Brothers in arms till late, the Church of North India (CNI) and the St Stephen’s College administration are now at loggerheads. The demand of CNI — the college trust — seeking an amendment to the college constitution for a “significant role” has led to a row between college principal Rev Valson Thampu and Bishop Sunil Kumar Singh, who is the chairman of the college’s supreme council.

The CNI’s predatory move to take over the college administration through the amendment and its purported move seeking a say in 35 per cent admissions under general quota at the prestigious college has led to widespread resentment, especially among teachers. Already 50 per cent of the total admissions in the college are reserved for Christians. Twenty per cent admissions are allowed to Christian students belonging to CNI or churches in communion with it. The new move, insiders say, may be aimed at tapping the benefits one can gain from the huge demand for general quota seats at the prestigious college, including money minting. The Bishop of Delhi had recently faced allegations of corruption by the Queen’s Mary School principal in a writ filed in the Delhi High Court.

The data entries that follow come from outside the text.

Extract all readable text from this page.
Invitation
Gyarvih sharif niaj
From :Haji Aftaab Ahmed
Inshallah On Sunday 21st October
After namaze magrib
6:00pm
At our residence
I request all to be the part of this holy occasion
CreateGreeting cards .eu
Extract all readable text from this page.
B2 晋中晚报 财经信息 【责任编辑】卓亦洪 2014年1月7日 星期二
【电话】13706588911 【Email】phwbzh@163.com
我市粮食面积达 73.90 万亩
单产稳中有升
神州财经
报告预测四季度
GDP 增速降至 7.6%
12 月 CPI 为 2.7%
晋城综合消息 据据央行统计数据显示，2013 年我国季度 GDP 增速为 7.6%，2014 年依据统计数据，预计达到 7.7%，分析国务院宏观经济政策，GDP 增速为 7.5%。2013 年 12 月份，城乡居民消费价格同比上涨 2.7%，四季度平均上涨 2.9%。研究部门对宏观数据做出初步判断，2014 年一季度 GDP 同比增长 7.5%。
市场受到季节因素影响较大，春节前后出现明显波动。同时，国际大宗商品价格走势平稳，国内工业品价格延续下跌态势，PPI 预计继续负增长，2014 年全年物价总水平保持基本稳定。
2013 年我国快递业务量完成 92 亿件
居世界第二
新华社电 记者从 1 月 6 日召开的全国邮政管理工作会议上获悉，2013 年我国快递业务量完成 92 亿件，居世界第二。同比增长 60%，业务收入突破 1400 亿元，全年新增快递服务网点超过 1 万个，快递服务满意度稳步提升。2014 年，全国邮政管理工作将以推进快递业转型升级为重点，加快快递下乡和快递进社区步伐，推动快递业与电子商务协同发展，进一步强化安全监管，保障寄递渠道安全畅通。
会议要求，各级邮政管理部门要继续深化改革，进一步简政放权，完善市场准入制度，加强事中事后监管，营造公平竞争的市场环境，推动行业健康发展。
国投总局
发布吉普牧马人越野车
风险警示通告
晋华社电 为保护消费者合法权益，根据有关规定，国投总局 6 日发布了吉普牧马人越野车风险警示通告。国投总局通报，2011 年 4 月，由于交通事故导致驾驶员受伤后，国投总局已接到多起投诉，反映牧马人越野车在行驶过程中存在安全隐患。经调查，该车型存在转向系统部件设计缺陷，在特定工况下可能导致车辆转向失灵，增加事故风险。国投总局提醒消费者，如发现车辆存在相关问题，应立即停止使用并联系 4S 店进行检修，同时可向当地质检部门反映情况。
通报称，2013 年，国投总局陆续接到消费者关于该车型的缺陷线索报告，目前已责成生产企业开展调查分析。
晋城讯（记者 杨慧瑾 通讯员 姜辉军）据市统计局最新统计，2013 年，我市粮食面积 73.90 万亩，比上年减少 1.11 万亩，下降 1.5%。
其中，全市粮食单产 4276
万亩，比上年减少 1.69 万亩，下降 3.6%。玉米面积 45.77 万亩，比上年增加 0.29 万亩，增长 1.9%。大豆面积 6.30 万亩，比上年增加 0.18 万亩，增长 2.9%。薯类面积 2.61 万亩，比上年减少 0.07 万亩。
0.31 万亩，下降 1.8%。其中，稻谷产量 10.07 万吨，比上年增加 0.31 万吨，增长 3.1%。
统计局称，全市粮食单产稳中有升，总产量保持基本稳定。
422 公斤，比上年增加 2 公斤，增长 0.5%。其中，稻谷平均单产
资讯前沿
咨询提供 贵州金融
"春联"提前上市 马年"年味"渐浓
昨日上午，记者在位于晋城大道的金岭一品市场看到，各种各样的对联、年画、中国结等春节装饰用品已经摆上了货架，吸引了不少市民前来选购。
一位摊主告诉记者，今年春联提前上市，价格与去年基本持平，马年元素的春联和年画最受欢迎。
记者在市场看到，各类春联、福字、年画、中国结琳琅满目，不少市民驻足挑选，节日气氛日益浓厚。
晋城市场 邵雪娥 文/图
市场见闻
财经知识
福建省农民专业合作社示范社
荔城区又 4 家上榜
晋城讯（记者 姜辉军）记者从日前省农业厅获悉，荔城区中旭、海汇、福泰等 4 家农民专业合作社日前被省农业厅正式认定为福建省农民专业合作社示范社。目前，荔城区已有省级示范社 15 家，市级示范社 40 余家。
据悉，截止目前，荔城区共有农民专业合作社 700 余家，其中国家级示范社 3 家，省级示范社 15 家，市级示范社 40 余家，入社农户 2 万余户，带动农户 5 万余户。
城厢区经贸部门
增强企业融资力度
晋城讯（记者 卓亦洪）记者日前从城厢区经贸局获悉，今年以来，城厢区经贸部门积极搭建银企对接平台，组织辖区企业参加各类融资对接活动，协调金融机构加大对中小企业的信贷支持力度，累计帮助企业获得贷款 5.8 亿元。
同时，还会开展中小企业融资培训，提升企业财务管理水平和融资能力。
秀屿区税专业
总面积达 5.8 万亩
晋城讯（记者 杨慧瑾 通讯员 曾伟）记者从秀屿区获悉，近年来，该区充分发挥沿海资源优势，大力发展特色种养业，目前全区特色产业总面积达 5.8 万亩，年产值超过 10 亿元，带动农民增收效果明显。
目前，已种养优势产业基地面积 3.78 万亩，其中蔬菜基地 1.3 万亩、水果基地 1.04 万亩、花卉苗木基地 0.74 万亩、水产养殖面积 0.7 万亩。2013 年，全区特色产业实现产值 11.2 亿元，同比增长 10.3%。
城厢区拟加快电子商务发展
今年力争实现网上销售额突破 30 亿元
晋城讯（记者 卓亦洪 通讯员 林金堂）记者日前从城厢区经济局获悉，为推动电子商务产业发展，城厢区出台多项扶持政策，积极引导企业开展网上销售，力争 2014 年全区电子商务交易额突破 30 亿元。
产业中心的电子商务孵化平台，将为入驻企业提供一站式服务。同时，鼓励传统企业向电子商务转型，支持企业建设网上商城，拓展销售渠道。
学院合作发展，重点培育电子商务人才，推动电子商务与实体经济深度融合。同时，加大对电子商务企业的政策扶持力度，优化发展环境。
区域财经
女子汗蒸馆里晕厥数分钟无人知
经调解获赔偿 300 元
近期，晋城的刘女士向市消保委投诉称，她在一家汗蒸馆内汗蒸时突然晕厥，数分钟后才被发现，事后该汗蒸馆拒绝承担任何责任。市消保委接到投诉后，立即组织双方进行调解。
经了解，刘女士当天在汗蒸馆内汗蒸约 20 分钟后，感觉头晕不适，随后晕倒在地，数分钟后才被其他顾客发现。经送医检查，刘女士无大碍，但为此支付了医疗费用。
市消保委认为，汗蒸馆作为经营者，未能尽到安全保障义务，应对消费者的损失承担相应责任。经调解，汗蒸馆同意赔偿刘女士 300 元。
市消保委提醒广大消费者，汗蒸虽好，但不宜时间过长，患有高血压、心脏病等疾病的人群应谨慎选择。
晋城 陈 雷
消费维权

Well-placed sources said Bishop Sunil K Singh, who chairs the St Stephen’s College supreme council, in an official communication to the college administration has demanded a meeting of the governing body soon. The agenda reads: “Amendment of the college constitution for significant role of the Church of North India (as proposed in the supreme council meeting).” Members of the supreme council, on the other hand, claim the amendment issue was never raised in the council meeting on September 11.

Church authorities reveal that the motive behind the amendment is to strengthen the Bishop’s stranglehold on the college. “The amendment has not yet been passed. It will be discussed further in a meeting to be held most likely on October 28. This has been communicated to the principal and the agenda may possibly include authorising the Bishop to appoint the vice-principal and bursar directly. Change in the governing body’s composition and transferring the crucial aspects of its powers to the supreme council, which is a 100 per cent Church body, are also on the cards,” said a source. To date, the Church’s role in terms of appointments is limited to the selection of principal only and even that has to be in concurrence to the rules laid down by the University Grants Commission. Clause 8 of the college constitution clearly states that it is an “autonomous, self-contained institution”.

Traditionally, the CNI’s role in administration has been limited to decisions related to maintaining and propagation of the college’s Christian character and not the day-to-day affairs, for which the principal has been the main decision-maker. The St Stephen’s College constitution clearly states, “The supreme council shall have control of the religious and moral instruction of students of the college and of all matters affecting its religious character as a Christian college of CNI.” It adds: “The supreme council shall have no jurisdiction over the college administration.” However, there have been numerous instances of late when the Church body has directly interfered in administrative matters.